Existing home sales made up the lion’s share of the Fort Smith metro housing market but rising new home prices hoisted up values overall. The average home price in Sebastian County was $147,610 through September. In Crawford County the average sales price through September was $127,032. Both markets were boosted by several higher-end deals.
• 7. New schools emerge in Fort Smith, Van Buren
Future School of Fort Smith opened in August as the city’s first public charter school to an initial enrollment of 65 10th graders. The school will add two more classes in the 2017-18 and 2018-19 school years with the goal of graduating its first seniors in May 2019.
Also, Fort Smith Catholic High School announced plans to build at Chaffee Crossing with a target opening day in the fall of 2018. The school will start with 50 10th grade students and add 50 more each year with the goal of graduating its first seniors in May 2021.
Finally, the Van Buren School District announced the Arkansas River Valley Virtual Academy (ARVVA), a K-12 public charter school set to open to grades 4-8 for the 2017-18 school year. The goal of the charter is to add grades each year until it is K-12 with a capacity of 325 by the 2021-2022 school year.
• 8. Downtown Fort Smith and Van Buren development
64.6 Downtown invested $258,000 of mostly private donations in a contract with Dallas-based Gateway Planning for a strategic development plan for the city’s riverfront.

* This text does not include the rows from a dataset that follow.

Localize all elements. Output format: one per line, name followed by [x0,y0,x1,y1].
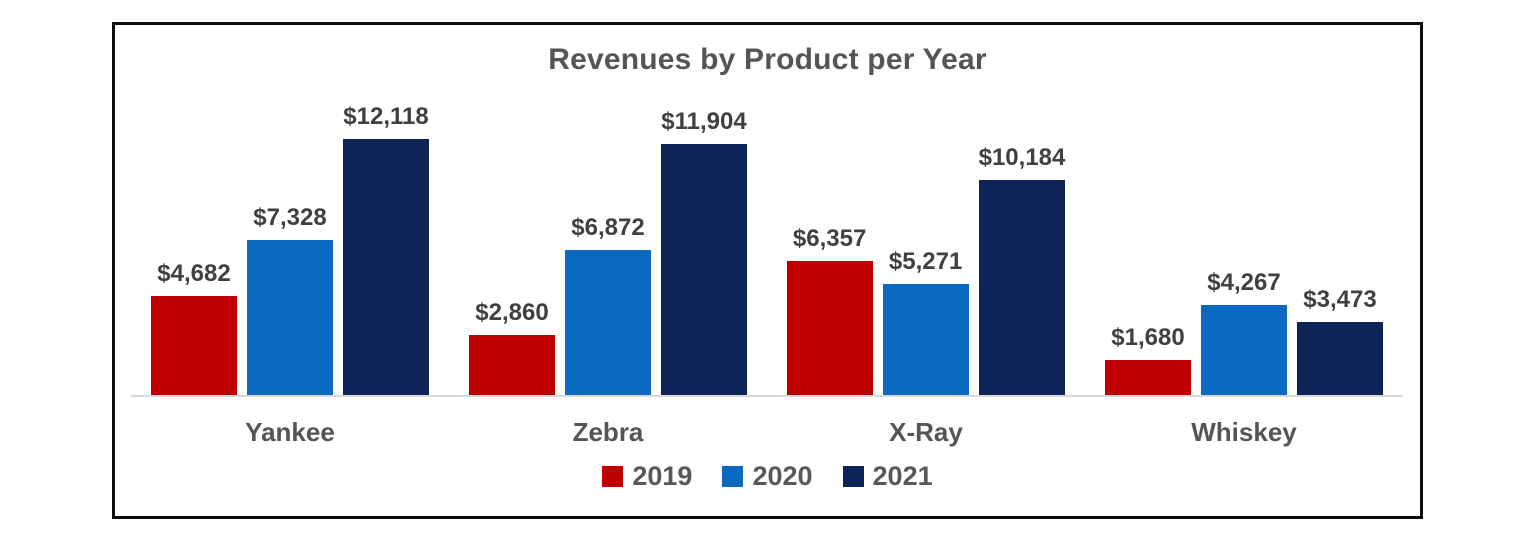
legend-label-2019: 2019 [632,461,693,491]
bar-2019-yankee [151,296,237,395]
category-label-whiskey: Whiskey [1191,417,1297,447]
bar-col-2020-zebra: $6,872 [565,216,651,395]
bar-2021-zebra [661,144,747,395]
bar-col-2021-x-ray: $10,184 [978,144,1066,395]
bar-value-label-2021-x-ray: $10,184 [978,144,1066,171]
legend-item-2020: 2020 [722,461,813,491]
plot-area: $4,682 $7,328 $12,118 $2,860 $6,872 $11,904 $6… [131,87,1403,397]
bar-value-label-2021-whiskey: $3,473 [1303,286,1377,313]
bar-2021-yankee [343,139,429,395]
chart-frame: Revenues by Product per Year $4,682 $7,32… [112,22,1423,519]
category-axis: Yankee Zebra X-Ray Whiskey [131,399,1403,448]
bar-col-2019-whiskey: $1,680 [1105,326,1191,395]
bar-group-zebra: $2,860 $6,872 $11,904 [449,87,767,395]
bar-group-whiskey: $1,680 $4,267 $3,473 [1085,87,1403,395]
legend-item-2019: 2019 [602,463,692,490]
bar-value-label-2019-zebra: $2,860 [475,299,549,326]
legend-item-2021: 2021 [842,461,933,491]
bar-2020-x-ray [882,284,969,395]
bar-2019-whiskey [1105,360,1191,395]
bar-value-label-2020-yankee: $7,328 [253,204,327,231]
bar-2020-yankee [247,240,333,395]
bar-value-label-2020-whiskey: $4,267 [1207,269,1281,296]
bar-value-label-2021-zebra: $11,904 [661,108,747,135]
bar-group-x-ray: $6,357 $5,271 $10,184 [767,87,1085,395]
bar-col-2021-whiskey: $3,473 [1297,288,1383,395]
bar-2019-zebra [469,335,555,395]
bar-col-2020-x-ray: $5,271 [882,248,969,395]
bar-value-label-2019-whiskey: $1,680 [1111,324,1185,351]
bar-2021-x-ray [978,180,1065,395]
category-label-x-ray: X-Ray [889,417,963,447]
legend: 2019 2020 2021 [115,463,1420,490]
bar-col-2020-yankee: $7,328 [247,206,333,395]
bar-col-2021-yankee: $12,118 [343,105,429,395]
legend-swatch-2019 [602,466,624,487]
chart-title: Revenues by Product per Year [548,43,987,76]
bar-value-label-2019-yankee: $4,682 [157,260,231,287]
bar-2019-x-ray [786,261,873,395]
bar-2020-zebra [565,250,651,395]
bar-col-2020-whiskey: $4,267 [1201,271,1287,395]
category-label-yankee: Yankee [245,417,335,447]
bar-2021-whiskey [1297,322,1383,395]
bar-2020-whiskey [1201,305,1287,395]
legend-swatch-2020 [722,466,744,487]
legend-swatch-2021 [842,466,864,487]
bar-group-yankee: $4,682 $7,328 $12,118 [131,87,449,395]
bar-col-2019-x-ray: $6,357 [786,225,873,395]
bar-value-label-2021-yankee: $12,118 [343,103,429,130]
bar-col-2021-zebra: $11,904 [661,110,747,395]
bar-value-label-2020-zebra: $6,872 [571,214,645,241]
bar-col-2019-yankee: $4,682 [151,262,237,395]
bar-value-label-2020-x-ray: $5,271 [888,248,963,275]
category-label-zebra: Zebra [572,417,644,447]
legend-label-2021: 2021 [872,461,933,491]
legend-label-2020: 2020 [752,461,813,491]
bar-col-2019-zebra: $2,860 [469,301,555,395]
bar-value-label-2019-x-ray: $6,357 [792,225,867,252]
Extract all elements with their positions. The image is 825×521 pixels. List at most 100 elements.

Gateway met with the community in a public stakeholders meeting in September and plans to present a final draft to city officials in a meeting on Jan. 31, 2017.
Likewise, Van Buren Original is a private group working with MAHG Architecture on a strategic development plan for the city’s historic district. The group is in the process of bringing public and private sectors together to capitalize on opportunities while hosting small projects through “tactical urbanism,” an umbrella term used to describe a collection of low-cost, temporary changes to an environment to improve local neighborhoods and city gathering places.
• 9. Notable deaths
The loss of community leaders and one of our own made 2016 harder to bear, starting with Patricia Brown, co-owner of Talk Business & Politics and the Northwest Arkansas Business Journal, who died following a long battle with cancer in November. She was 59.
Fort Smith bid farewell to former City Administrator Ray Gosack, who died on Oct. 21 from complications of a sudden illness. He was 58. Gosack served with the city for 16 years before resigning abruptly in July 2015.
In January, Fort Smith and the state as a whole lost attorney Brad Jesson, former Arkansas Supreme Court Chief Justice, who died at age 83 about two weeks shy of his 84th birthday. Jesson was an early supporter of an unknown Dale Bumpers who would go on to be governor and a U.S. Senator.
Also, Fort Smith businessman, cattle rancher, and quiet philanthropist David McMahon died at 84. McMahon, along with wife Mary Ann, owned and operated Belle Point Beverages, a Budweiser distributorship located in downtown Fort Smith, and Belle Point Ranch near Lavaca.
• 10. Hail storm creates activity for building sector
On April 29, a surprise hailstorm hammered Fort Smith, launching a string of roof repairs totaling in the millions of dollars and counting. The single-day event continued to see heavy permitting through the end of the year. A Talk Business & Politics report from July pegged the number at $19.84 million, boosting what was, to that point, stagnant building activity for the Fort Smith metro.